However he was found guilty of the burglary at Lewes Crown Court on December 2 2008, and was sentenced to 150 hours community service on January 9 last year.

But now Lord Justice Pill, Mr Justice Bennett and Sir Christopher Holland, sitting at London's Criminal Appeal Court, have overturned the conviction and cleared his name.

Robert Banks, instructed by the the Saunders Law Partnership LLP for Mr Gallagher, had argued there were "spectacular failures by the police" in investigating the burglary, along with "far greater failures by those defending him."

Saunders Law Partnership LLP were instructed to act for Mr Gallagher following his conviction.
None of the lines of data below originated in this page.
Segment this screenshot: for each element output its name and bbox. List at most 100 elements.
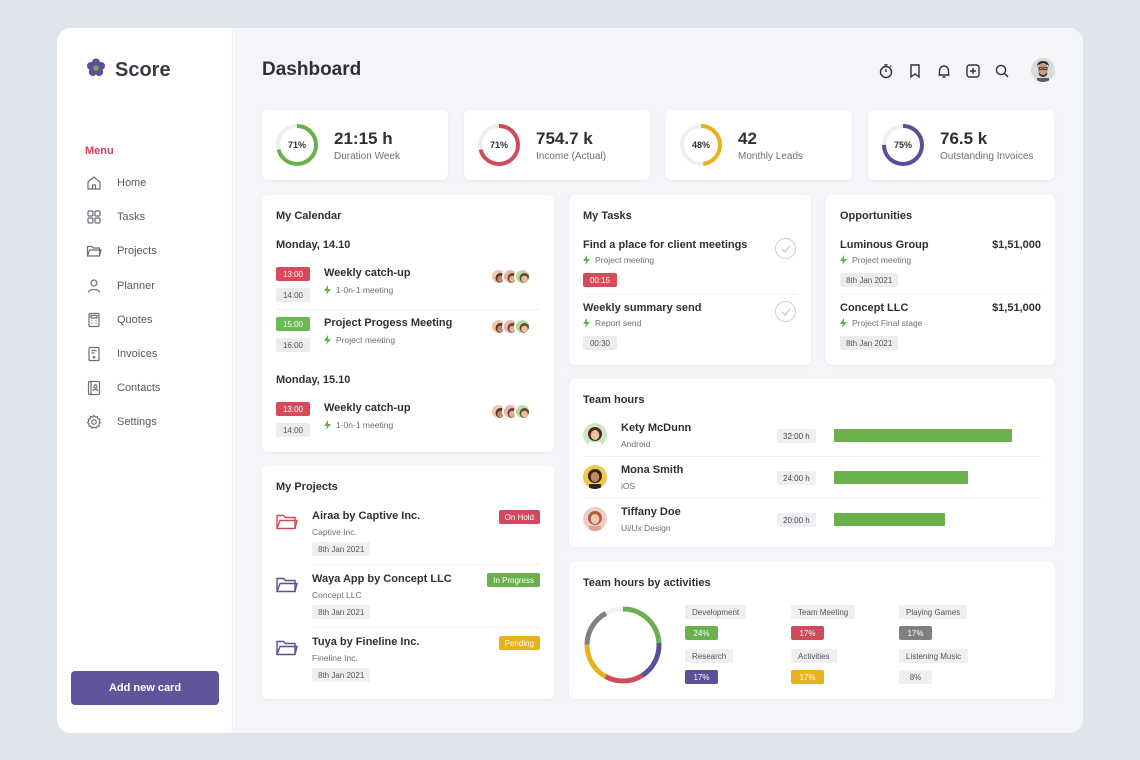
avatar: [514, 403, 531, 420]
tasks-card: My Tasks Find a place for client meeting…: [569, 195, 811, 365]
event-type: Project meeting: [336, 335, 396, 345]
gear-icon: [85, 414, 102, 431]
task-subtitle: Project meeting: [583, 255, 654, 265]
sidebar: Score Menu Home Tasks Projects Planner: [57, 28, 233, 733]
opportunity-date: 8th Jan 2021: [840, 273, 899, 287]
project-company: Captive Inc.: [312, 527, 357, 537]
app-window: Score Menu Home Tasks Projects Planner: [57, 28, 1083, 733]
header-actions: [877, 62, 1010, 79]
sidebar-item-tasks[interactable]: Tasks: [85, 200, 160, 234]
sidebar-item-label: Planner: [117, 279, 155, 292]
event-subtitle: Project meeting: [324, 335, 395, 345]
opportunity-date: 8th Jan 2021: [840, 336, 899, 350]
bell-icon[interactable]: [935, 62, 952, 79]
project-item[interactable]: Tuya by Fineline Inc. Fineline Inc. 8th …: [276, 636, 540, 694]
tasks-title: My Tasks: [583, 210, 632, 222]
stat-value: 42: [738, 128, 757, 148]
opportunity-name: Luminous Group: [840, 239, 929, 251]
user-icon: [85, 277, 102, 294]
page-title: Dashboard: [262, 59, 362, 80]
divider: [583, 498, 1041, 499]
project-date: 8th Jan 2021: [312, 668, 371, 682]
divider: [312, 564, 540, 565]
logo[interactable]: Score: [86, 58, 171, 83]
status-badge: In Progress: [487, 573, 540, 587]
sidebar-item-label: Projects: [117, 245, 157, 258]
task-time: 00:15: [583, 273, 617, 287]
event-start-time: 13:00: [276, 267, 310, 281]
attendee-avatars: [490, 268, 531, 285]
lightning-icon: [324, 285, 331, 295]
calendar-day: Monday, 15.10: [276, 374, 351, 386]
add-new-card-button[interactable]: Add new card: [71, 671, 219, 705]
activities-card: Team hours by activities Development 24%…: [569, 562, 1055, 699]
activities-title: Team hours by activities: [583, 577, 711, 589]
divider: [312, 627, 540, 628]
search-icon[interactable]: [993, 62, 1010, 79]
project-title: Airaa by Captive Inc.: [312, 510, 421, 522]
member-role: iOS: [621, 481, 636, 491]
task-check-button[interactable]: [775, 301, 796, 322]
calendar-event[interactable]: 15:00 16:00 Project Progess Meeting Proj…: [276, 317, 540, 361]
activity-label: Listening Music: [899, 649, 969, 663]
activity-percent: 17%: [685, 670, 718, 684]
activity-percent: 8%: [899, 670, 932, 684]
projects-title: My Projects: [276, 481, 338, 493]
lightning-icon: [840, 318, 847, 328]
attendee-avatars: [490, 318, 531, 335]
add-square-icon[interactable]: [964, 62, 981, 79]
divider: [583, 294, 797, 295]
progress-percent: 75%: [893, 140, 912, 150]
stat-value: 754.7 k: [536, 128, 593, 148]
activities-donut-chart: [584, 606, 662, 684]
donut-segment-research: [584, 606, 662, 684]
sidebar-item-label: Home: [117, 177, 147, 190]
calendar-event[interactable]: 13:00 14:00 Weekly catch-up 1-0n-1 meeti…: [276, 267, 540, 311]
lightning-icon: [583, 318, 590, 328]
opportunity-subtitle: Project Final stage: [840, 318, 922, 328]
project-date: 8th Jan 2021: [312, 605, 371, 619]
sidebar-item-label: Settings: [117, 416, 157, 429]
calendar-title: My Calendar: [276, 210, 342, 222]
stat-card-invoices: 75% 76.5 k Outstanding Invoices: [868, 110, 1054, 180]
stat-label: Outstanding Invoices: [940, 150, 1034, 162]
timer-icon[interactable]: [877, 62, 894, 79]
event-subtitle: 1-0n-1 meeting: [324, 285, 393, 295]
opportunities-title: Opportunities: [840, 210, 913, 222]
activity-label: Development: [685, 605, 747, 619]
project-title: Waya App by Concept LLC: [312, 573, 452, 585]
sidebar-item-home[interactable]: Home: [85, 166, 160, 200]
projects-card: My Projects Airaa by Captive Inc. Captiv…: [262, 466, 554, 699]
sidebar-item-contacts[interactable]: Contacts: [85, 371, 160, 405]
task-check-button[interactable]: [775, 238, 796, 259]
sidebar-item-planner[interactable]: Planner: [85, 269, 160, 303]
sidebar-item-quotes[interactable]: Quotes: [85, 303, 160, 337]
sidebar-item-label: Invoices: [117, 348, 158, 361]
sidebar-item-projects[interactable]: Projects: [85, 234, 160, 268]
project-title: Tuya by Fineline Inc.: [312, 636, 420, 648]
activity-percent: 17%: [899, 626, 932, 640]
home-icon: [85, 175, 102, 192]
activity-percent: 17%: [791, 626, 824, 640]
calendar-day: Monday, 14.10: [276, 239, 351, 251]
stat-card-leads: 48% 42 Monthly Leads: [666, 110, 852, 180]
calendar-event[interactable]: 13:00 14:00 Weekly catch-up 1-0n-1 meeti…: [276, 402, 540, 446]
opportunity-subtitle: Project meeting: [840, 255, 911, 265]
user-avatar[interactable]: [1031, 58, 1055, 82]
project-item[interactable]: Airaa by Captive Inc. Captive Inc. 8th J…: [276, 510, 540, 568]
progress-ring: 75%: [881, 123, 925, 167]
folder-icon: [85, 243, 102, 260]
event-end-time: 14:00: [276, 288, 310, 302]
event-end-time: 16:00: [276, 338, 310, 352]
sidebar-item-label: Contacts: [117, 382, 161, 395]
app-name: Score: [115, 59, 171, 81]
divider: [840, 294, 1041, 295]
sidebar-item-settings[interactable]: Settings: [85, 405, 160, 439]
folder-icon: [276, 514, 298, 535]
bookmark-icon[interactable]: [906, 62, 923, 79]
sidebar-item-invoices[interactable]: Invoices: [85, 337, 160, 371]
event-subtitle: 1-0n-1 meeting: [324, 420, 393, 430]
lightning-icon: [324, 335, 331, 345]
status-badge: Pending: [498, 636, 540, 650]
project-item[interactable]: Waya App by Concept LLC Concept LLC 8th …: [276, 573, 540, 631]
After telling the court that Mr Gallagher had been "let down by his [previous] lawyers", Mr Banks said Sussex Police had since reviewed and changed their procedures as a result of the case.

Lawyers for the Crown did not oppose Mr Gallagher's appeal.

Lord Justice Pill told the court: "Material has emerged showing undoubtedly that, for most of the window of opportunity during which he was said to have committed the crime, he was at his home. His computer was used and he received a visitor.

"The prosecution accepts that the verdict cannot stand. Mr Gallagher is entirely innocent of the charge of which he was found guilty.

The judge went on: "A proper record of the police search was not kept. Clearly things went wrong on this occasion. There was no record of which drawer the fingerprint came from".

Lord Justice Pill added that prosecutors should have revealed that two teenagers with bad criminal records had already been convicted of offences in connection with the break-in at the time Mr Gallagher was found guilty.

And he told the court: "It does appear that the conduct of the defence on his behalf was somewhat half-hearted, but we will say no more than that.

"He was financially sound. There is no basis for the suggestion that a reliable railwayman, on the morning of his shift, would have committed this burglary and somehow been in association with the criminal element in Brighton.

"We propose to allow the appeal and we have no doubt in this case that Mr Gallagher was not guilty of the offence of which he was charged.

"It is unfortunate that this prosecution was ever brought.

"He always denied this burglary and there was ample evidence to support the protestations of innocence he made.

"Mr Gallagher has been caused very considerable distress from this sequence of events," the judge concluded, allowing the appeal.